José Roberto Rodrigues de Oliveira
Coronel da Reserva da Polícia Militar do Estado de São Paulo, ex-chefe de equipe de segurança de governadores do Estado de São Paulo; ex-Chefe da Casa Militar do Governo do Estado de São Paulo, responsável pela segurança pessoal do governador, vice-governador e familiares
No dia 13 de julho de 2024, o mundo pôde assistir, ao vivo e em cores, a um real atentado a uma autoridade de extrema grandeza – um ex-presidente norte-americano na corrida à Casa Branca.
A história traz registros de eventos semelhantes, que redundaram em consequências desastrosas. Recorde-se a morte do arquiduque Francisco Ferdinando, que foi o estopim para a Primeira Guerra Mundial. O nobre da casa Habsburgo-Lorena foi morto por um jovem de 21 anos, Gavrilo Princip.
De pronto, é importante dizer que não existe segurança pessoal 100% eficaz. Basta lembrar que, dos 46 presidentes dos Estados Unidos, 15 sofreram atentado enquanto ocupavam o cargo. Quatro deles morreram. Agora é a vez de um ex-ocupante da Casa Branca ser alvejado.
A agenda de uma autoridade desse quilate é preparada com muita antecedência, num processo que compreende muitas reuniões, definição de papeis e responsabilidades e uma profusão de ensaios que antecedem o evento em si.
Múltiplas agências são envolvidas nesse caso. Círculos concêntricos são estabelecidos, com níveis de responsabilidade que crescem de dentro para fora. Para entender melhor, basta pensar em uma cebola com suas múltiplas camadas; no meio de tudo está a autoridade.
Para um evento como esse, existe o Serviço Secreto, que é responsável pela segurança aproximada. A mais próxima, chamada de cápsula, tem importância gigantesca, e requer treinamento exaustivo. Os círculos mais externos são responsabilidade de agências locais, geralmente ostensivas. A elas cabe a revista de todas as pessoas que vão participar do evento.
Na cena exibida pela TV, os agentes que cercam Trump são parte da cápsula, e a responsabilidade é retirar a autoridade do local, de forma rápida e segura. É necessário que estejam atentos o tempo todo, olhando as mãos de todos que se aproximam. É possível notar, nos vídeos e fotos que circulam na internet, que as mãos desses profissionais que fazem a segurança mais próxima da autoridade estão na altura da cintura, de forma que seja possível sacar a arma ou desarmar alguém que queira atingir o ex-presidente.
É evidente que todas aquelas pessoas que estavam na arquibancada traseira e lateral passaram por uma revista minuciosa, por detectores de metais e por levantamento de registros pessoais que possam antecipar qualquer vulnerabilidade.
O número de agentes e de equipamentos utilizados condizia com a importância e a vulnerabilidade daquele cenário.
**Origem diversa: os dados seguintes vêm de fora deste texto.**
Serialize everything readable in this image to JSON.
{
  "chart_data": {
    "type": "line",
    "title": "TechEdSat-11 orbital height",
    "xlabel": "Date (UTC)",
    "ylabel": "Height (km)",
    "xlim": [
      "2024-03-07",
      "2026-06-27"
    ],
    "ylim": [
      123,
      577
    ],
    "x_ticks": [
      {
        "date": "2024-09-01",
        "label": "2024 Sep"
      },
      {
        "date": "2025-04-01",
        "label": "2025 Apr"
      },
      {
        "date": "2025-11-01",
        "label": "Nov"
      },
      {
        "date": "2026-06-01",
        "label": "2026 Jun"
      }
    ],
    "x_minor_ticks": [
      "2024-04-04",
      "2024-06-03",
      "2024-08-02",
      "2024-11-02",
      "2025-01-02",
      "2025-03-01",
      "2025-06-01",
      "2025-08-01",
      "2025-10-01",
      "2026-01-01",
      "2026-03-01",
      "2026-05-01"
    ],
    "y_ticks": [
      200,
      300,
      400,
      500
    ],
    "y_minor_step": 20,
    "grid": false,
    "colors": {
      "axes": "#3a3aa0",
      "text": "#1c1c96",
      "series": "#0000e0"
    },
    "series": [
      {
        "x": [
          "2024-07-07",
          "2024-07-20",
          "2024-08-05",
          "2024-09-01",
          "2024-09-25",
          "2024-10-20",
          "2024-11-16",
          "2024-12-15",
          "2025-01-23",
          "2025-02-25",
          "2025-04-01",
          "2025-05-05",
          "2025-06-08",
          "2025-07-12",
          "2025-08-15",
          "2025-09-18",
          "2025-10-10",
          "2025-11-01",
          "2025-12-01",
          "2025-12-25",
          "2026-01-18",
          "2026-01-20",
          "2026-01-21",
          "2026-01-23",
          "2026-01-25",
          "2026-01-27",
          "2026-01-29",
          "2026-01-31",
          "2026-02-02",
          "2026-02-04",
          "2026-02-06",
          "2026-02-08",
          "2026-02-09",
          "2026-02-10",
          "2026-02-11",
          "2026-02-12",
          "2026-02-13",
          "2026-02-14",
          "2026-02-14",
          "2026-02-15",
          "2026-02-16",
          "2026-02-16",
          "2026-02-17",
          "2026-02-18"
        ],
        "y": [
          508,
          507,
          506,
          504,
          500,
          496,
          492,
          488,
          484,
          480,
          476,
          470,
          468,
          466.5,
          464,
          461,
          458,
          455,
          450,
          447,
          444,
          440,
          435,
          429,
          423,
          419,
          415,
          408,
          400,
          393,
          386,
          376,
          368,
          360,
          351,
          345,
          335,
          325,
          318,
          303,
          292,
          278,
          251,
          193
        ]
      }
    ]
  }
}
Entretanto, é necessário formular algumas perguntas e respondê-las.
As fotos mostram que o local de onde o atirador fez o disparo era relativamente baixo e próximo, a cerca de 140 metros de distância. Nota-se, com base na foto aérea divulgada na imprensa, que eram poucos os pontos de cuidado que deveriam ser monitorados ou ocupados.
Lembro-me de que, quando veio ao Brasil o então presidente Bill Clinton, constava em sua agenda um evento no Memorial da América Latina. Como aquele complexo, situado no bairro paulistano da Barra Funda, é cercado por alguns prédios, a solução adotada pela equipe do Serviço Secreto norte-americano foi instalar uma parede de driwall perto do local da parada do carro e da porta acessada por ele.
O que o Serviço Secreto fez foi eliminar a visada de qualquer atirador que estivesse na parte superior dos prédios ao redor do Memorial, dificultando qualquer tentativa de tiro. Não é imprescindível que se levante uma parede. É suficiente um anteparo de lona ou de algum tecido que impeça a mira por parte do atirador. Faltou isso no caso ocorrido neste 13 de julho.
Naquele local da Pensilvânia escolhido para receber o comício, a se tomar por base as fotos disponíveis, não seria necessária uma estrutura muito alta para impedir a visada por parte de qualquer atirador.
Outro fato que me chamou a atenção foi a falta de uma maleta balística ou uma manta balística que pudesse impedir que a autoridade fosse atingida. Num cenário como aquele, mesmo de difícil execução por conta do temperamento de quem estava sendo protegido, ele não poderia ter se exposto novamente, levantando o punho e exibindo o rosto, como fez.
É preciso enaltecer a coragem de todos aqueles que colocam em perigo a vida para a proteção de outra. Nós, que em algum momento da carreira já fizemos essa escolha, estamos na verdade protegendo a vontade de milhões de pessoas que podem escolher essas autoridades para representá-las.